The tone is cooler in the second and shortest section, ‘Purgatorio: Love’, in which Dante recalls his childhood love for Beatrice in a series of wistful encounters with various incarnations of them both. There are some exquisitely delicate sequences for both adult and child dancers and the choreography channels Watson and Avis in the direction of an affecting simplicity, mirrored in Francesca Hayward and Sarah Lamb’s graceful but also withholding, reticent representations of Beatrice. The music too has clear simple lines with penitential chanting that embodies the tone of regret. The final act, ‘Paradiso’, is in some respects the highest achievement of the evening. Abstraction is by definition difficult to render memorably; but again, the collaborative creativity on offer here is first-rate. A video projection of concentric circles, with constantly shifting colours like a kaleidoscope, floats above the dancers, who now all represent celestial bodies in shiny white cat suits. There is a shifting, cumulative ecstatic quality to the shimmering music suggesting Copland and the Tippett of ‘The Midsummer Marriage.’ A final encounter between Dante and Beatrice has a glorious plasticity of overlapping limbs in movement that evokes the shade of Kenneth Macmillan, before Watson is left alone in a shaft of light, an appropriate way to symbolise the isolation of the poet in exile and the end of a peerless career as a principal dancer.

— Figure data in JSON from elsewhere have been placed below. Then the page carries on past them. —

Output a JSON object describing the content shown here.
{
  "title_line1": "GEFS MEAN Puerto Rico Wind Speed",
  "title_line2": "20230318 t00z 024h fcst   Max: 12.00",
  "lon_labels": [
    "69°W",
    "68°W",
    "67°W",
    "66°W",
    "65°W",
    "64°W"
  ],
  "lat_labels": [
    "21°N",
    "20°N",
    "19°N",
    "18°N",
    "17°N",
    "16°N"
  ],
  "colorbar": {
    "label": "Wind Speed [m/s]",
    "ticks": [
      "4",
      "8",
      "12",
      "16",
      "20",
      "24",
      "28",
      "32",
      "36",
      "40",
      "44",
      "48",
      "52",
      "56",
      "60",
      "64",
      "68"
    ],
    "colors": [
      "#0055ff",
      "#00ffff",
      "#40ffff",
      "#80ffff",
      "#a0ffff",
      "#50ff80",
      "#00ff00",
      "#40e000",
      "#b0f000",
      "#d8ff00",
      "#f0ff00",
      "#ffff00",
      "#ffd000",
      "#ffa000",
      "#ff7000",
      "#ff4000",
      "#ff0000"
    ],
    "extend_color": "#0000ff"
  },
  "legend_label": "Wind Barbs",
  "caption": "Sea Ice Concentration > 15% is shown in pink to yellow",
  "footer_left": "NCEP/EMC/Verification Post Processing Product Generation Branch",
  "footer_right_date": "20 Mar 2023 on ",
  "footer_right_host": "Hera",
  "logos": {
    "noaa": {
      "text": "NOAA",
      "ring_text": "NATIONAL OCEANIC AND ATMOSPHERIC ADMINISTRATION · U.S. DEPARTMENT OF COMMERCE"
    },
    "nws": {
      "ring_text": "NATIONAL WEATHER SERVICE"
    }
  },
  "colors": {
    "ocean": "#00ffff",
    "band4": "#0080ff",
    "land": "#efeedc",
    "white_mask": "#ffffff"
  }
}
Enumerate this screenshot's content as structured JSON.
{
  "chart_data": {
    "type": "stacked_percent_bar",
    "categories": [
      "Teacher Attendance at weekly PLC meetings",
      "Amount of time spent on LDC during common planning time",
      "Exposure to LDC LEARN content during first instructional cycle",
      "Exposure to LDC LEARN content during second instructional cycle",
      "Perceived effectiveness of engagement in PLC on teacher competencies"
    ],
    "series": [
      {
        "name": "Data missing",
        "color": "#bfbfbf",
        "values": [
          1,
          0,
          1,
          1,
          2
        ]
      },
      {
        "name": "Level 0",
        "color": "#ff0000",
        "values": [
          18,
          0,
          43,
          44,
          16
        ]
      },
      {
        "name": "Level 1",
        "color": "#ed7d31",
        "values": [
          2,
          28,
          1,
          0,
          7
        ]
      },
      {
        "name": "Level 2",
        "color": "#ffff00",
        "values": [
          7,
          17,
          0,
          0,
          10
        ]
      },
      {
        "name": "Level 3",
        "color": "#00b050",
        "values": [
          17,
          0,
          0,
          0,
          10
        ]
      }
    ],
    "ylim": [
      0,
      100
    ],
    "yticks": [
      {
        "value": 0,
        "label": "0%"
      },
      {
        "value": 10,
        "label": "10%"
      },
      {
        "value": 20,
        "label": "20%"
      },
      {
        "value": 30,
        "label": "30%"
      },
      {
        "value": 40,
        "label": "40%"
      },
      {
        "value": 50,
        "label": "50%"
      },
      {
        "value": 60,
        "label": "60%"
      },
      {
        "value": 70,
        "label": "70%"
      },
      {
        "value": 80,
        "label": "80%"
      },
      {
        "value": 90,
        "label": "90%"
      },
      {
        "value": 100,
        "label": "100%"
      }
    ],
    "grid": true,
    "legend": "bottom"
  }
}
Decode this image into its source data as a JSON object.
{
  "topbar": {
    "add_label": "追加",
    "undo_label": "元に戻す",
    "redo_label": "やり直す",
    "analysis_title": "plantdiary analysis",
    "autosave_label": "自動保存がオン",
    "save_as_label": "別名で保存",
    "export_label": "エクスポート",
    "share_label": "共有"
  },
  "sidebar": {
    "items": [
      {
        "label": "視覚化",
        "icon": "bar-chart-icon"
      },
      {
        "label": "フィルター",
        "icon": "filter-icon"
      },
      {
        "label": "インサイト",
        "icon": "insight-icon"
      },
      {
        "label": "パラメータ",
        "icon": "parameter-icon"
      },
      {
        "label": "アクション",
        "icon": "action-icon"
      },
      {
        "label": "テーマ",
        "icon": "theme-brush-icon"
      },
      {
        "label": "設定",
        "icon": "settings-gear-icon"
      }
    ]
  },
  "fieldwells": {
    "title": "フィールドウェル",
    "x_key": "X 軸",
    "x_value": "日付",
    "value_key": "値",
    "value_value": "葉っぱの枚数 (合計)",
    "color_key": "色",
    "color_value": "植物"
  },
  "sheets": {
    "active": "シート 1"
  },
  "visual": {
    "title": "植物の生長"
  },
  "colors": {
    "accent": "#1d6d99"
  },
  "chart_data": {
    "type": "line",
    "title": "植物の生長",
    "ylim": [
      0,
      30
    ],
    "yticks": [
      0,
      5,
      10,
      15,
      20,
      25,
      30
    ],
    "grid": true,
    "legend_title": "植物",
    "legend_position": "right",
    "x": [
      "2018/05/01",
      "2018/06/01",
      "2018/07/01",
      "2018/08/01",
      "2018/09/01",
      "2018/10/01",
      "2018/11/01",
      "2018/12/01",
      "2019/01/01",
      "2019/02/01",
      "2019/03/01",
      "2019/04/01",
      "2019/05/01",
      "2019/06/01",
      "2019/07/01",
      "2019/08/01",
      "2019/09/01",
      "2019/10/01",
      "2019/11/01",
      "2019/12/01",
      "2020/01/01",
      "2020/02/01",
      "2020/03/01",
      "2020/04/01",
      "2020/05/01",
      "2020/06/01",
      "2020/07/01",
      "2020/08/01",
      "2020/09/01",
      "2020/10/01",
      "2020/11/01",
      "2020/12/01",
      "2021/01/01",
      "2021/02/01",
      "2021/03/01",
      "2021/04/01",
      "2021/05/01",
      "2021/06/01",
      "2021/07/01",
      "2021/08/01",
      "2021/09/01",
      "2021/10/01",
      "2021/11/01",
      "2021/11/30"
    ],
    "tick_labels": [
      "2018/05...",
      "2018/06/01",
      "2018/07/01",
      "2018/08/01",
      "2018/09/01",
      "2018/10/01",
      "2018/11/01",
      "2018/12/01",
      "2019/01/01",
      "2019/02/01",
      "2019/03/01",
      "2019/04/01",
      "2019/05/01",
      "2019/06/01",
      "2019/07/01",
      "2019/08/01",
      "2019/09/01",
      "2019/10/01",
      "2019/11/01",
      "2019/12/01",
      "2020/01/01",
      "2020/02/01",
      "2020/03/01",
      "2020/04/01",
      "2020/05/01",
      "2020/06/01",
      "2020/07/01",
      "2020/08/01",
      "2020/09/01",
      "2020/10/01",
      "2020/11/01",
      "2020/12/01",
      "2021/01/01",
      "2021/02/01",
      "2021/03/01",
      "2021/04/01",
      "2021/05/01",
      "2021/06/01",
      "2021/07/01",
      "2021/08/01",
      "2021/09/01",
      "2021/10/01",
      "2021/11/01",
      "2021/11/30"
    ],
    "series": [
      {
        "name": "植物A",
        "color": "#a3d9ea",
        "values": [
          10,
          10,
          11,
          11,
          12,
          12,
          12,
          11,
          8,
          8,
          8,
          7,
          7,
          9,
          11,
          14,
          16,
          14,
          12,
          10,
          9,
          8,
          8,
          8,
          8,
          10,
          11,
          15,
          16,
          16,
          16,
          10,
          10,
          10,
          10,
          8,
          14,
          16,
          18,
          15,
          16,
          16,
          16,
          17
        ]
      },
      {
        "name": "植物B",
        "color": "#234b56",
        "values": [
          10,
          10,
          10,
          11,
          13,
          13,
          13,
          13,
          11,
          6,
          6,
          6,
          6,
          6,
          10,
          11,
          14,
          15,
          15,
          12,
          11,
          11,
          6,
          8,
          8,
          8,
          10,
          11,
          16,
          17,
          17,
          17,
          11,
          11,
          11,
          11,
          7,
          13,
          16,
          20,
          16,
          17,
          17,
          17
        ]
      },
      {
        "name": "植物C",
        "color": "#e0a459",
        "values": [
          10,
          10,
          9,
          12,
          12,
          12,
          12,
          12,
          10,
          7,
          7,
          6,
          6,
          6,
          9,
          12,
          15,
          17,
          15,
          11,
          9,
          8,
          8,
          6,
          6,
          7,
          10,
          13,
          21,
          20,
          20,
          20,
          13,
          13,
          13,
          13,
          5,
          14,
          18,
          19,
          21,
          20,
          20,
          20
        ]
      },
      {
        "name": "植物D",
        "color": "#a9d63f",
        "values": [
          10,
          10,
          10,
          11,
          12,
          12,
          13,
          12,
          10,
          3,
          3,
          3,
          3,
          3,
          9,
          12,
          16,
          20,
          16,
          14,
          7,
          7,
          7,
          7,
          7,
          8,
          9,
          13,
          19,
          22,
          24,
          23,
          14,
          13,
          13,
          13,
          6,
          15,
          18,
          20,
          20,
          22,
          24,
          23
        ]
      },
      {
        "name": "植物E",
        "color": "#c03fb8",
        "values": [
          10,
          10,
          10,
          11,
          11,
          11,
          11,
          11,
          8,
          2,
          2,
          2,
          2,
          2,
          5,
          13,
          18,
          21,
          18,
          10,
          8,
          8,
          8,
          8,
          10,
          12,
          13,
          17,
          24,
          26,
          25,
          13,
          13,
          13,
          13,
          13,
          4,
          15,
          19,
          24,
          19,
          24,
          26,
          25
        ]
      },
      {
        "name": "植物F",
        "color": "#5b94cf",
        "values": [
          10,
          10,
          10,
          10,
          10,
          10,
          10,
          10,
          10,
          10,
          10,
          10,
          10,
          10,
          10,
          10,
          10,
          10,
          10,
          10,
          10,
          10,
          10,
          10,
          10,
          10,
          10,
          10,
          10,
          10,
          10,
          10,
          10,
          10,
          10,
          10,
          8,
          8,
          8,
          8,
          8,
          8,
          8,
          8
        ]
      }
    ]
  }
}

A short review cannot do justice to the many creative layers successfully presented here, but in addition to those already highlighted, one must mention the crucial role played by the lighting design of Lucy Carter and Simon Bennison in creating the unique look of each of the three separate worlds, the virtuosic solos of Calvin Richardson and Fumi Kaneko, and above all the expressive power and classical poise of the choreography, one of McGregor’s most astonishing achievements.

This production is a visual and sonic feast in which the individual performances are magnificent but where the collective whole is even greater. In that sense it is very much in tune with the message of ‘The Divine Comedy’ itself which seeks to excavate the interconnectedness of human experience through pushing back the limits of imagination.